The gig could easily have swayed into whimsical novelty, or the sort of camp cabaret associated with an end-of-the-pier show. But she is still performing with great determination, backed by a young eight piece band that mean business. Playing for two hours, she is in fine voice and delightful company – elegant yet playful in a body-hugging purple dress. “I shouldn’t have worn this,” she says in the glow of beaming stage lights. “I should have dressed like Miley Cyrus.”

The intimacy of the venue helps. The Brudenell Social Club is the perfect setting for a Martha Reeves revival; the kitsch aesthetics reminiscent of the sort of stages Reeves would have played on in the 1960s. The fact she’s here during the Brudenell’s centenary year only adds to the gig’s significance.

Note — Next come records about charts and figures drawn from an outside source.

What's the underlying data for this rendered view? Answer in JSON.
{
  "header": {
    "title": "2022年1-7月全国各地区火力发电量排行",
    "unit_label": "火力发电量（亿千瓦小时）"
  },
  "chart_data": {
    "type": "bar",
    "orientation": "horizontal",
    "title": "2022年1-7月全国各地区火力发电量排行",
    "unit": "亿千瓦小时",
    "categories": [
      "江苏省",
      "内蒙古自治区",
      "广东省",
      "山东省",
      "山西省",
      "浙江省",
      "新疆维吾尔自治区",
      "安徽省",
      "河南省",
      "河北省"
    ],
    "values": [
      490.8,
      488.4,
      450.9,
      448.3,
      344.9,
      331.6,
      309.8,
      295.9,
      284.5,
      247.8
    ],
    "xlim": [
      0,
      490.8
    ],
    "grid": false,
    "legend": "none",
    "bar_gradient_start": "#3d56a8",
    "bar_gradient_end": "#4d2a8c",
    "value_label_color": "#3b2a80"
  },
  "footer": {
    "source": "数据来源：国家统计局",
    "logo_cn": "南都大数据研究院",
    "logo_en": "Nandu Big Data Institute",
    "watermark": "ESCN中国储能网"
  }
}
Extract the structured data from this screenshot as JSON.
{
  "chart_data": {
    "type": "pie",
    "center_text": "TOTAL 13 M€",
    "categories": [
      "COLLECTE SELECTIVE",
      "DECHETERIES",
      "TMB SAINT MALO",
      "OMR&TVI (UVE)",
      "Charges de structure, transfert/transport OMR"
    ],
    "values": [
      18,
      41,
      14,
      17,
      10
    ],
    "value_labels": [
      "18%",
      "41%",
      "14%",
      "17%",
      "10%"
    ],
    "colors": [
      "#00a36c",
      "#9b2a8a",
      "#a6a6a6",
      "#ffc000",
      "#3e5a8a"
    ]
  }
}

Her absent singers, the Vandellas, are replaced with a capacity crowd cutting a rug and adding their own backing vocals. Her soul-stomping set is choreographed to the frenetic pace of a classic James Brown or Sam Cooke show. There are dedications to lost friends – notably in the form of Michael Jackson’s I Want You Back – and smatterings of Christmas cheer, particularly on a groove-heavy rendition of Silent Night.

But the show is bookmarked by her signature tunes, each dutifully embellished. An extended Heatwave offers the band some breathing space. Nowhere To Run and Jimmy Mack ignite the room and remind us what perfect pop should sound like. She caveats Dancing in the Street with a roll call of artists who have covered it during the five decades since its release. But it’s her song, and she pays it the respect it deserves. The nostalgic love-in culminates in a Motown medley with the audience dancing on the stage.

Few performers in their eighth decade can boast such stamina, style and vivacity. The jubilant crowd don’t want her to leave, and you get the impression she could – and would – happily have done the whole thing over again.